Down-payment program to help local low- and middle- income people buy homes

Program can provide $15,000 for eligible home buyers

FILE - In this July 22, 2015, file photo, a "Sold" sign is posted outside a Harbor Beach neighborhood home in Fort Lauderdale, Fla. Losing a home to a foreclosure or short sale is devastating, but it doesn’t have to define you. Rebuilding credit, working with a housing counselor and steering clear of predatory lenders are just a few of the ways to get back on your feet and on the path to owning another home. (AP Photo/Wilfredo Lee, File)
photo Ralph Perrey, executive director of Tennessee Housing Development Agency

Homeowner zones

People in these ZIP Code areas may apply for assistance373113740437406374113741237416Source: THDA

For disabled Army veteran Gardell Johnson, the idea he might qualify for $15,000 to make a down payment on a house might be a dream come true.

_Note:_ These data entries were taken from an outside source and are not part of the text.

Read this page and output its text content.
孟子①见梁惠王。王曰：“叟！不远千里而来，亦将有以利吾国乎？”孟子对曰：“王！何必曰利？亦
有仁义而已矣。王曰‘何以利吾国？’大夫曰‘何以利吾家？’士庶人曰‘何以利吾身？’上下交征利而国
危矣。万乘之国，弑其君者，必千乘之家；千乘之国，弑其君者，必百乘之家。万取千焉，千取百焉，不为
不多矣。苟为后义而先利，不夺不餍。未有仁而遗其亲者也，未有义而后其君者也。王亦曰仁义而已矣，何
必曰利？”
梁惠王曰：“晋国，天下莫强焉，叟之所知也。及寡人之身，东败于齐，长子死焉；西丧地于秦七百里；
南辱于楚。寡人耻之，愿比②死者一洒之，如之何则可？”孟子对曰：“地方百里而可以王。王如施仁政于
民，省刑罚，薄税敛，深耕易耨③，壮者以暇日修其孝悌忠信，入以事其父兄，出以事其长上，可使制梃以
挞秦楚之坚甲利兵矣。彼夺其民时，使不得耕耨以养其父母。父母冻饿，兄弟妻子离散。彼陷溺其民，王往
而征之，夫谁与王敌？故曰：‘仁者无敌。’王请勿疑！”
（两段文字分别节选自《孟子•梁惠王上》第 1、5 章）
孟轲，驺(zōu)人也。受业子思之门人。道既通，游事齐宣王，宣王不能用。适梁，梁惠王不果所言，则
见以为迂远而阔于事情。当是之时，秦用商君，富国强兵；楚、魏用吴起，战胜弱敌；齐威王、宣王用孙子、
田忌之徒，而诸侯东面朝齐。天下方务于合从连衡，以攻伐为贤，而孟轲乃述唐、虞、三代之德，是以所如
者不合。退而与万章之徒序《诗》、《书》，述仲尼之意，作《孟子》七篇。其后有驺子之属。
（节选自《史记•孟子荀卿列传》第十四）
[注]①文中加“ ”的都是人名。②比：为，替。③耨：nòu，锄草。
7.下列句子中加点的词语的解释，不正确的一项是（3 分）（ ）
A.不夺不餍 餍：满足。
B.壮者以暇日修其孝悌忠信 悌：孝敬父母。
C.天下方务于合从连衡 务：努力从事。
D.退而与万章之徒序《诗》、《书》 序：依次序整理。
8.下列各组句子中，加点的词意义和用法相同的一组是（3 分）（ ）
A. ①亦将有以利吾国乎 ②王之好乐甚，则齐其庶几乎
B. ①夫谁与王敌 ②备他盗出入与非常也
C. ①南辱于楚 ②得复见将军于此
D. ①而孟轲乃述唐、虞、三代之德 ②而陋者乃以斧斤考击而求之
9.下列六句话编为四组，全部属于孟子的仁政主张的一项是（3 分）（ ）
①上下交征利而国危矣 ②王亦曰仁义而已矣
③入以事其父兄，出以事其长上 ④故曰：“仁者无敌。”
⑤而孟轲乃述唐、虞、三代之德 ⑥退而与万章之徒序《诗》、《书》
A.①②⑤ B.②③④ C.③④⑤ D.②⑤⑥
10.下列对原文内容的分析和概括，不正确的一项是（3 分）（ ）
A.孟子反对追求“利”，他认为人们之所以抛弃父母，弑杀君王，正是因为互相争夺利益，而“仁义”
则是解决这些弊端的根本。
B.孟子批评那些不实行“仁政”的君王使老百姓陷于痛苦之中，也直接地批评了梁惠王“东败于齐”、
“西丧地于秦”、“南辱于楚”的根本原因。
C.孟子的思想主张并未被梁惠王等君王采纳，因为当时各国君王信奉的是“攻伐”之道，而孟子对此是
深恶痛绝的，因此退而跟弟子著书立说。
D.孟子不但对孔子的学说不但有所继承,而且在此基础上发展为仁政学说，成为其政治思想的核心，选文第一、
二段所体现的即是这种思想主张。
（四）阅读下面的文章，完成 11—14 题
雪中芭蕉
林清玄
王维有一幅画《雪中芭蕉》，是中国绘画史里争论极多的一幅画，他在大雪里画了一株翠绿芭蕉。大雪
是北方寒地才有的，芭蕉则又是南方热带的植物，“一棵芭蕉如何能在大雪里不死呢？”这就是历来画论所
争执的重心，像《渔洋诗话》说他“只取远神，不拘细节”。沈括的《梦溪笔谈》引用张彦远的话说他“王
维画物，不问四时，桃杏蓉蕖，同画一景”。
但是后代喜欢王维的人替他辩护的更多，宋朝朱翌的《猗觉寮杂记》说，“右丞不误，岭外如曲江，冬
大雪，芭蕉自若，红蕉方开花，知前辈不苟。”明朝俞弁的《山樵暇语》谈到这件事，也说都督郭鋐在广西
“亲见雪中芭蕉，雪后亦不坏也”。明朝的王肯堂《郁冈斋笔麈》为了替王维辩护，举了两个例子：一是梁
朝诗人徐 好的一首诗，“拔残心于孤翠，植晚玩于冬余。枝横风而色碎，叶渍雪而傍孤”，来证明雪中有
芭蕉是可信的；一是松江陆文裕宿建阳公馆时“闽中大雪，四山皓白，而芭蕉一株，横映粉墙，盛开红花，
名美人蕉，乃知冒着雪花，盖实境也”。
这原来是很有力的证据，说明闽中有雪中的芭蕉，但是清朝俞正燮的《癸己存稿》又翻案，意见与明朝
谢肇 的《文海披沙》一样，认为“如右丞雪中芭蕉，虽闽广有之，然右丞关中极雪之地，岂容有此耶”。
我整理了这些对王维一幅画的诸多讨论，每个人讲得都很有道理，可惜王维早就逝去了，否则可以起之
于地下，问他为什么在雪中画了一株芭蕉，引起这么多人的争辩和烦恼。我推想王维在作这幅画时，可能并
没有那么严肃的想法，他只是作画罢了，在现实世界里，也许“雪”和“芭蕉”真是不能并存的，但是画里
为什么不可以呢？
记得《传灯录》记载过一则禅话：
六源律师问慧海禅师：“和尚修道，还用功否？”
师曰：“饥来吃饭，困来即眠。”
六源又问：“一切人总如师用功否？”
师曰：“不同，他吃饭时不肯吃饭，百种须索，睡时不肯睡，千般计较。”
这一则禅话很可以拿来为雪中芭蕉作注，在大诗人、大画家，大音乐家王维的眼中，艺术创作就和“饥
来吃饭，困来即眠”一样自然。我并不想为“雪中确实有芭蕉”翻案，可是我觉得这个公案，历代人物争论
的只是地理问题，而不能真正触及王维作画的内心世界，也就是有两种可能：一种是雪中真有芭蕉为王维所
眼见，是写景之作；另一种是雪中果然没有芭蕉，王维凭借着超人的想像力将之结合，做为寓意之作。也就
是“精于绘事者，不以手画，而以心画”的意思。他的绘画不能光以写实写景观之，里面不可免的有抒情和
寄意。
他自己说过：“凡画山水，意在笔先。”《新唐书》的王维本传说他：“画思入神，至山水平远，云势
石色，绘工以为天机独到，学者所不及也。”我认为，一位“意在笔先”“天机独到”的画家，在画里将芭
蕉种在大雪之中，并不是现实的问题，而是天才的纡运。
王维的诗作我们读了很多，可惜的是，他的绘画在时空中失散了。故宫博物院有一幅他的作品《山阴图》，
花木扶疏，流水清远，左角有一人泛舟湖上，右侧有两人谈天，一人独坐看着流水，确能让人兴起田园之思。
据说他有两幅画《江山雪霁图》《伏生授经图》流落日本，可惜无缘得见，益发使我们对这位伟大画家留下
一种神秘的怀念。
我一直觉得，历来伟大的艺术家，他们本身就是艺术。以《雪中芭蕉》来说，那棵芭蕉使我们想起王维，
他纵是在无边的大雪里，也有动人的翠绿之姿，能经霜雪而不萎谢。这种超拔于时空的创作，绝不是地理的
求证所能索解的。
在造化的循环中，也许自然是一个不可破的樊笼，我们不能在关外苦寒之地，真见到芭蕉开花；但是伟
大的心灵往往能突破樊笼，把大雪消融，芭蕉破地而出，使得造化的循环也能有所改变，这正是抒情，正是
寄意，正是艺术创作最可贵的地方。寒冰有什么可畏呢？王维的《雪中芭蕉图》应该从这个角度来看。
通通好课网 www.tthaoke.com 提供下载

"He needs all the help he can get," Johnson's fiancée, who goes by Loria, said Thursday after hearing such a sum might suddenly become available.

She said Johnson has hearing loss and post-traumatic stress disorder, and frets in the busy and noisy apartment complex where he's been living.

With a home of his own, "he'll be more settled, keep him calm in a nice area, take some of the stress out of him."

The new program announced by Tennessee Housing Development Agency Executive Director Ralph Perrey and Chattanooga Mayor Andy Berke will help low- and middle- income people in neighborhoods such as Orchard Knob, Murray Hills, Highland Park and Woodmore become homeowners.

The program gives qualified applicants $15,000 to make down payments on homes. They won't have to repay the money if they stay in the homes they buy for at least 10 years.

"Our goal is to provide a shot in the arm to the neighborhoods and housing markets in Tennessee where the effects of the housing crisis have been most difficult to erase," Perrey said during a news conference Thursday morning in front of a small row of homes on Kirby Street built by Chattanooga Neighborhood Enterprise.

People who buy rather than rent homes put down roots, he said. They take better care of their properties, they care about having good schools and pleasant parks. "They begin to be involved in things that make for strong neighborhoods."

Berke said home ownership is "part of the American Dream," instilling pride and a sense of community.

The THDA chief said the statewide program will use $60 million from the federal government's "Hardest Hit" program for people and communities affected by the 2007 housing crisis.

In Chattanooga, the money will target homebuyers in six ZIP codes. Singles or couples with incomes under $61,000 and families with incomes up to $70,000 may qualify if they meet certain financial criteria and work through homeowner counseling courses such as one offered by CNE.

Perrey called the money a 10-year "forgivable second mortgage." They won't have to make payments and no interest will accumulate. Starting in year six, THDA will forgive 20 percent of the loan each year for homeowners who stay put. Those who sell their homes will have to repay the balance of the down- payment money.

"As buyers jump on that offer, it's going to push property values in the right direction for the entire neighborhood. We want this program to boost the financial security of every family in the area, not just the ones moving in," he said.

That sounds like just the right prescription for his neighborhood, said La Monte Vaughn Sr., immediate past president of the Orchard Knob Neighborhood Association.

It's a historic section of town with many long-time residents, Vaughn said, but neighbors there are concerned that investors are buying vacant houses for rental property.

"The idea that these homes are there and they can be rehabbed and turned into nice homes, that's what we have been after anyway," he said.

"Anything where anybody wants to come in, establish roots and become part of a good community where they can raise their kids and not have to worry about things, that's a positive thing," Vaughn said.